Top Safety Tips for Students in Nottingham

Student Kitchen

With another academic year starting, students are busy getting to know one another, finding their way round a new city and generally just enjoying life.


With the excitement of moving into a new house or even halls of residence, it is easy to overlook essential safety features within your living quarters – things like electricity, gas and water for example. (Would you know what to do if your lights went out?)


Electrical Safety Tips


The UK electrical safety charity Electrical Safety First have published some rather brilliant safety tips for students, it includes things like not getting too drunk, not spending too much and generally avoiding going too crazy. However, those 3 things in themselves is what student life is about (been there and got the t-shirt!)


However there are more serious matters that are worth looking into as these can either save you from a hefty bill for something that wasn't your fault or could be a problem if you are under the influence of alcohol! (which lets face it you are probably going to be at some point!)


Before university begins:


  • Electrical Appliances


Electrical appliances are some what of an essential of course but when they arrive at your accommodation in duplicate, triplicate or even more they end up getting in the way and are basically a waste of money. Firstly, find out what appliances the landlord is providing and then perhaps the cost of appliance buying can be shared amongst your house mates. No one needs 4 irons but life without a kettle can be a pain (no pasta!)


In truth, appliance buying doesn't need to be done until you move in and see what everyone else has got.

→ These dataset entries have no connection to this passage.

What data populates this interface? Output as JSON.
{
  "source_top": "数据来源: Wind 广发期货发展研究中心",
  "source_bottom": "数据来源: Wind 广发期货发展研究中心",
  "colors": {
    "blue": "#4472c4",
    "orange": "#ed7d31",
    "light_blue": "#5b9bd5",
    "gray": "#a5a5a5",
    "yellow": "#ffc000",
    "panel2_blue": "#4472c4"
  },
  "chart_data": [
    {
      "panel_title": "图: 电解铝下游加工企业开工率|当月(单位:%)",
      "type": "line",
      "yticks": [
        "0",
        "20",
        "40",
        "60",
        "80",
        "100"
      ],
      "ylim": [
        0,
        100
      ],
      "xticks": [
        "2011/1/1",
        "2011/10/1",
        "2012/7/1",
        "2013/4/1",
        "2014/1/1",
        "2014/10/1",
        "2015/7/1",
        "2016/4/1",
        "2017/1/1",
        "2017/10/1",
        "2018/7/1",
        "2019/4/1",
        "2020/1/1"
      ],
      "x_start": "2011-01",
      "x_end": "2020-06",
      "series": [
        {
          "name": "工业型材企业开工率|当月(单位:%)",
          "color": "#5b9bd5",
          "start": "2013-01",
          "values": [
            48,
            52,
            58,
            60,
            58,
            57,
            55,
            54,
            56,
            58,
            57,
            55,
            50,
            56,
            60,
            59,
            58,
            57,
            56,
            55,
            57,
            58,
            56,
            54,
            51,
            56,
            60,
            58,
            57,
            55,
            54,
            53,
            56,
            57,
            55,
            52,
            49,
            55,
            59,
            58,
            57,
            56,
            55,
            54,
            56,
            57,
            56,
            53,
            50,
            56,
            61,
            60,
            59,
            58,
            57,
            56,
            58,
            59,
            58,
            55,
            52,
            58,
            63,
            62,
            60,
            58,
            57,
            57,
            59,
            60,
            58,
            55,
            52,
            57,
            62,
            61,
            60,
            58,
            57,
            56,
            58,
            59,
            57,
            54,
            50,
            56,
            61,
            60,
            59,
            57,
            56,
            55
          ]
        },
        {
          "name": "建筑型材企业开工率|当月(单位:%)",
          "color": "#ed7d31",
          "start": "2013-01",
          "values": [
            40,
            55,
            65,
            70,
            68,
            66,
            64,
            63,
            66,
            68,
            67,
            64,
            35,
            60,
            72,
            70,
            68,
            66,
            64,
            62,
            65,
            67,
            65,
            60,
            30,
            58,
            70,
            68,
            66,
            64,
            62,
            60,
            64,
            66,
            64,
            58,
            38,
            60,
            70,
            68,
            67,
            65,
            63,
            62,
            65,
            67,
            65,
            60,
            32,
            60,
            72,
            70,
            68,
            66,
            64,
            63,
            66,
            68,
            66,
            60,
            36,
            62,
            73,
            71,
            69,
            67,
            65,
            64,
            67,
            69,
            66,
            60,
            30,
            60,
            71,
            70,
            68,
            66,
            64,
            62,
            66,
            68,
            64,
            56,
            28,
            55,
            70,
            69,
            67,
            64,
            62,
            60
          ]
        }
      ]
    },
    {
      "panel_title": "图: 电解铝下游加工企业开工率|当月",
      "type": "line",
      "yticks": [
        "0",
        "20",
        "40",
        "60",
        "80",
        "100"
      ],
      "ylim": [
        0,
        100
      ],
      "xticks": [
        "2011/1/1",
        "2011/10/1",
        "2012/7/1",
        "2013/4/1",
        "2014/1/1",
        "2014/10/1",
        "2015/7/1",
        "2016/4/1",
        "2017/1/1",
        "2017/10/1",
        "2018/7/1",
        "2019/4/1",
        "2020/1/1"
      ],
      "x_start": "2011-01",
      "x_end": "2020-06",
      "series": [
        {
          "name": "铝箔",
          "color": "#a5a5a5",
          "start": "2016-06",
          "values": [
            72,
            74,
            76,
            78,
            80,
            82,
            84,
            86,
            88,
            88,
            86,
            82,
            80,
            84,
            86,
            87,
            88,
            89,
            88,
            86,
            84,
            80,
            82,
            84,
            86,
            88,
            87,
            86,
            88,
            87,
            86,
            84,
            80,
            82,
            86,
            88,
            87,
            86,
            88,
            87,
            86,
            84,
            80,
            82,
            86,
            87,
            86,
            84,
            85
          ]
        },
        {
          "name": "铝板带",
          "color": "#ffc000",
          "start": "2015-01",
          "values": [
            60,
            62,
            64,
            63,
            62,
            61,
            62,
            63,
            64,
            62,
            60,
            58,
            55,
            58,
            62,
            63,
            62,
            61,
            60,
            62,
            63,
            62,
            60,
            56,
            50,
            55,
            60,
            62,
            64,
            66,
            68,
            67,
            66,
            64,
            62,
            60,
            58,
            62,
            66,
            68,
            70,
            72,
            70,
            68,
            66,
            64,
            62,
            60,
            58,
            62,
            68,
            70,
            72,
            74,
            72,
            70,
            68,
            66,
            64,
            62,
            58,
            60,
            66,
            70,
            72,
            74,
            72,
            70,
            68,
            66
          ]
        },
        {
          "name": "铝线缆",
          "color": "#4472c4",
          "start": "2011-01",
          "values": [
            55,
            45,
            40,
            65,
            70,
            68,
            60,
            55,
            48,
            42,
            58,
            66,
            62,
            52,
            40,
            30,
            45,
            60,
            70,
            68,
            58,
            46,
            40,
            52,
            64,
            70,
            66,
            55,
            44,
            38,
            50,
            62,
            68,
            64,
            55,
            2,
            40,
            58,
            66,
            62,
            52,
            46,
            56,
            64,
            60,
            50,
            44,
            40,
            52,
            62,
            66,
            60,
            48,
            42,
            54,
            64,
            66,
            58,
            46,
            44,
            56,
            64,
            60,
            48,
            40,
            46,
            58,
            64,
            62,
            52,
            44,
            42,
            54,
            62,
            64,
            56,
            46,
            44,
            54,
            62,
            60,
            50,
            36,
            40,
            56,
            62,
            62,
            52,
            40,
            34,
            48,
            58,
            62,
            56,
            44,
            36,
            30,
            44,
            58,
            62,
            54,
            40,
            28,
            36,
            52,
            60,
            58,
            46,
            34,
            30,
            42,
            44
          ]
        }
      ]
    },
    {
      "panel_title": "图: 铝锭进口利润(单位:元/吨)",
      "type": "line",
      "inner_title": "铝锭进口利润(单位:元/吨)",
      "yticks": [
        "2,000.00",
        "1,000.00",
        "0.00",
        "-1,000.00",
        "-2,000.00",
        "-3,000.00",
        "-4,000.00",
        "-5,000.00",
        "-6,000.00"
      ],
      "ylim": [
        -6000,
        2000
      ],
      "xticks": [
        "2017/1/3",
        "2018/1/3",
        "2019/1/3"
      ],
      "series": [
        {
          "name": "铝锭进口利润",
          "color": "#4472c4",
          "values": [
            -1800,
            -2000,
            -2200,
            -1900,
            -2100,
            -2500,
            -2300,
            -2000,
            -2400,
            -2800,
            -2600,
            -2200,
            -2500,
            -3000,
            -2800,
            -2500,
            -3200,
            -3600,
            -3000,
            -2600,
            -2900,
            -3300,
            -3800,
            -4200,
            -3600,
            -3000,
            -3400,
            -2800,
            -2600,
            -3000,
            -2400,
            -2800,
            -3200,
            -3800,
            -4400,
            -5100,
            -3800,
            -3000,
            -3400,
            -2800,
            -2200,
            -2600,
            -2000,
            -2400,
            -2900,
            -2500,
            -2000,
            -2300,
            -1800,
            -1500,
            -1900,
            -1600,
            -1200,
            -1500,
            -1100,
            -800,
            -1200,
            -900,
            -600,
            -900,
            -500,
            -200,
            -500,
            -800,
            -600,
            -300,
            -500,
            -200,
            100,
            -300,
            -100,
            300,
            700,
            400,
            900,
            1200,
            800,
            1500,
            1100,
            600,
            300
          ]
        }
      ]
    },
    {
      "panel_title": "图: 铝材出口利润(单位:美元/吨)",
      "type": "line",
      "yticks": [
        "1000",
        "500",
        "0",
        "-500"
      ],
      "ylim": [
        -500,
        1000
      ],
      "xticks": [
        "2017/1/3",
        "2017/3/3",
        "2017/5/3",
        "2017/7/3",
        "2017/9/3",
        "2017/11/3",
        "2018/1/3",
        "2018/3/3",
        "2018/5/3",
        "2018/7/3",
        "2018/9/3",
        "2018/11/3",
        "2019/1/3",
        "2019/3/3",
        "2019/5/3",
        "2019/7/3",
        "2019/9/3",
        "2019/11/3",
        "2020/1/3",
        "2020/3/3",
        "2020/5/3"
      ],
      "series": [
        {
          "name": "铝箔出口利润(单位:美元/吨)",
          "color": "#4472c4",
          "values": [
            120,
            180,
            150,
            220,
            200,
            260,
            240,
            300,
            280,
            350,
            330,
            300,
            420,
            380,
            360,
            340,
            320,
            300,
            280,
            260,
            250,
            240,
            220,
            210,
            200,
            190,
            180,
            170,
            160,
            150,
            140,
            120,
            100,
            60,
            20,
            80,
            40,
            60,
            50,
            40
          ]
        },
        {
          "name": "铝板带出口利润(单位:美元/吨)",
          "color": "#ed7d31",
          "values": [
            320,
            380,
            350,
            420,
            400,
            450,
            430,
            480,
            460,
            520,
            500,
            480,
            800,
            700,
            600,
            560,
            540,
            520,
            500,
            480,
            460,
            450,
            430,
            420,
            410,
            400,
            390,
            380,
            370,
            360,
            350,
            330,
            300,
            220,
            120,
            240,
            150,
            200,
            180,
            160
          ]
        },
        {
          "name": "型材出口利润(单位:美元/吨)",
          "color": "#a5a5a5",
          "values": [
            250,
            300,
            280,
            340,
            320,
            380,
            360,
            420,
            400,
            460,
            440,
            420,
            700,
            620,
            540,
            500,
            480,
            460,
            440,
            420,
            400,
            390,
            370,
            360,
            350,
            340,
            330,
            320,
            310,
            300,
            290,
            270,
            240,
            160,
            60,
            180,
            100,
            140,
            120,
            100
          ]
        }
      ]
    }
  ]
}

Electrical appliance safety tips:


  • If the landlord is supplying electrical appliances or equipment each item needs to have been PAT Tested, ideally ready for you to move in but certainly recently. There should be a certificate of PAT testing available for you to view on request and each item tested should display a green PASS label usually stuck on the socket.


  • If you are purchasing your own appliances, do ensure you only buy from reputable outlets. It may be tempting to save money and buy from a market trader or some guy selling electrical stuff on the cheap, but remember you have no way of knowing if these appliances are safe. Products that are not genuine can electrocute and kill.



Moving into your university accommodation:


  • Check documentation


You have a right to live in accommodation that is free of electrical danger. This right applies whether you live in a student house or halls of residence. Before you sign the tenancy agreement, ensure you have seen:


  • An EICR Certificate


The excitement of moving in can quickly lead to an oversight of electrical safety. It will soon become law that EICR's have to be carried out on all rented properties, however all reputable landlords are already doing it. If yours isn't alarm bells should be working.


Basically speaking an EICR is an electrical safety certificate. It means that a qualified and registered electrician has checked the property for electrical dangers. A certificate is issued if the Electrical Installation Condition Report (EICR) is satisfactory.


  • Inventory


An up to date inventory ensures you do not get charged for damage caused by other people who have lived in the property before you. Before you sign the inventory, check around for such damage. Also check for any electrical wiring that might be hanging down, sockets and switches that might not be screwed to the wall and exposed wires on appliances. As an electrician in Nottingham, I find that these issues are often present in student properties that I work in.


Remember damage could have been caused since the EICR was carried out, so do be sure to check electrics properly before signing the inventory.


Once you have moved in...


  • Bathrooms


Once you are satisfied the electrics are all safe, it is important that you use electricity responsibility. Believe it or not, electricity can still kill you if it is mis-used. Space can often be limited in student housing but never be tempted to cut corners. In particular, keep electricals out of bathrooms. This includes hair dryers and straighteners as well as portable heaters. Yes it can get chilly but ask your landlord for safe bathroom heating. Don't take a chance with fan heaters and the like.


  • Kitchens


Keep appliances designed for the kitchen in there. Don't be tempted to anything crazy like doing your toast whilst lying in the bath! It is amazing what you can do when you're drunk!


  • Sockets


Take care with sockets. Really there should be sufficient sockets for your needs without having to rely on extension leads. If there are a lot of extension leads in use in the house, it is worth speaking to the landlord to ask for extra sockets. Over reliance on extension leads can cause overheating and fire not to mention damage to your own equipment.


  • Smoke Alarms


This one is definitely a priority! Working smoke alarms are a must in your property. As annoying as it is having a false alarm by waking everyone up at 7am with burnt toast, at least everyone is being kept safe. Never be tempted to remove the batteries from smoke alarms either, they are there to save your life!


Smoke alarms also need to be tested regularly. A great publicity campaign known as Test It Tuesday is ensuring that more people remember to test their smoke alarms weekly. It doesn't have to be a Tuesday of course, but Test it Tuesday sounds pretty awesome!


After University


The aim of university is to get out in one piece and have some fun in-between of course! Avoiding electrical blunders like the ones I've listed above will ensure you stay electrically safe.


Remember if you suspect or have an electrical concern at any time in your property, then contact your landlord as soon as possible.